The grossly oversimplified explanation offered by the Obama administration is that such anti-Western violence is the result of Western insensitivity. The West is often promoted as a target for the sake of domestic power consolidation. Arguably, there are external triggers, but the people who pull them are of domestic origin. Therefore, it is no surprise that Arab rage is focused externally rather than internally. Recently, however, the so-called Arab Spring has created a space for Arab introspection and consequently a “battle for the soul of Islam” (the title of a recent book by Dr. M. Zuhdi Jasser, A Battle for the Soul of Islam: an American Muslim Patriot’s Fight to Save his Faith, [New York: Threshold Editions/Simon & Shuster, 2012]). The Islamists are currently exploiting this, while consolidating their domestic power in promoting the external bogeyman.
Political Islam is engaged in a bout between co-religionists: the right wing (Muslim Brotherhood) vs. the ultra-right wing (Salafists). As Jytte Klausen points out, in the past the secular dictatorships could evoke the rage of the far right (as long as it focused on an external threat to Islam) in order to come out victorious. This enabled power consolidation in two ways: (1) By producing the conditions for enacting repression, (2) thereby casting Islamists in the light of a dangerous threat to peace. Now it appears that the so-called “moderate” Islamists (The Muslim Brotherhood) are committed to a similar tactic with their extreme Islamist opponents (Salafists).
According to Bernard Lewis (The Crisis of Islam: Holy War and Unholy Terror, [New York: The Modern Library, 2003]; p. 31), it has long been the tradition that Arab Muslims view the world as being divided between the House of Islam (Dar al-Islam) and the House of War (Dar al-Harb). The two are now colliding in the Maghreb. In other words, as Arab Muslims struggle to rid themselves of secular dictatorships, they must have a war within their civilization.

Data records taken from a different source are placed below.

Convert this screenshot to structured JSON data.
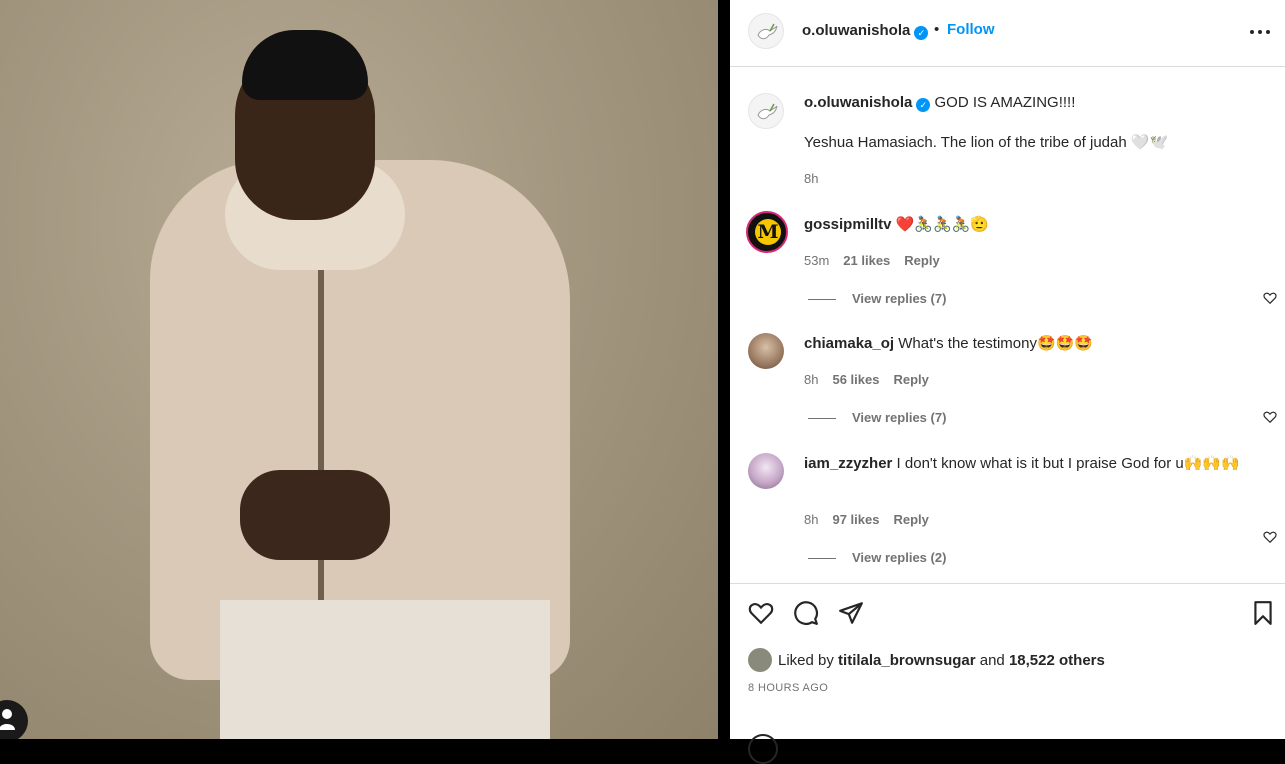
{
  "post": {
    "author": "o.oluwanishola",
    "follow_label": "Follow",
    "separator": "•",
    "caption_title": "GOD IS AMAZING!!!!",
    "caption_body": "Yeshua Hamasiach. The lion of the tribe of judah",
    "caption_emoji": "🤍🕊️",
    "caption_time": "8h",
    "verified_glyph": "✓"
  },
  "comments": [
    {
      "username": "gossipmilltv",
      "text": "",
      "emoji": "❤️🚴🏾🚴🏾🚴🏾🫡",
      "time": "53m",
      "likes": "21 likes",
      "reply_label": "Reply",
      "view_replies": "View replies (7)",
      "avatar_letter": "M"
    },
    {
      "username": "chiamaka_oj",
      "text": "What's the testimony",
      "emoji": "🤩🤩🤩",
      "time": "8h",
      "likes": "56 likes",
      "reply_label": "Reply",
      "view_replies": "View replies (7)"
    },
    {
      "username": "iam_zzyzher",
      "text": "I don't know what is it but I praise God for u",
      "emoji": "🙌🙌🙌",
      "time": "8h",
      "likes": "97 likes",
      "reply_label": "Reply",
      "view_replies": "View replies (2)"
    }
  ],
  "footer": {
    "liked_prefix": "Liked by",
    "liked_user": "titilala_brownsugar",
    "liked_and": "and",
    "liked_others": "18,522 others",
    "time_ago": "8 HOURS AGO"
  },
  "icons": {
    "like": "heart-icon",
    "comment": "comment-icon",
    "share": "share-icon",
    "save": "bookmark-icon",
    "more": "more-options-icon",
    "verified": "verified-badge-icon"
  },
  "colors": {
    "link_blue": "#0095f6",
    "text": "#262626",
    "muted": "#737373",
    "divider": "#dbdbdb"
  }
}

The danger of appearing to appease Islamists, is that their internal dispute will not undergo the sort of transformation necessary to separate Mosque and state. The appropriate American response to the latest Middle East violence should be to signal to liberal Arabs that freedom of speech cuts both ways. One cannot disentangle this central concept from the principles of democracy. What the Obama administration should not be doing is apologizing for an Egyptian Coptic Christian (the producer of the anti-Islamic film, Nakoula Basseley Nakoula), who resides in the United States and used a constitutionally derived freedom of speech to promote his disdain for Islam. So far, the Obama administration has been sending the opposite message.
Through apologies, a reluctance to call Islamic terrorism by its name, and cozying up to Islamists, President Obama, Ambassador Rice, and Secretary Clinton have repeatedly showed a weakness that this country cannot afford. Now, Secretary Clinton will claim amnesia and Ambassador Rice will use the cover of simply following orders. President Obama will likely maintain the plausible deniability, which all presidents ensure they enjoy, in light of evidence pointing toward plausible guilt.
David Firester is a former Intelligence Analyst for the U.S. Army and a former police officer. He is currently a Ph.D. student at the CUNY Graduate Center. He holds an MA in International Affairs. His areas of focus are the Middle East, the Arab-Israeli Conflict, and the Intelligence Community.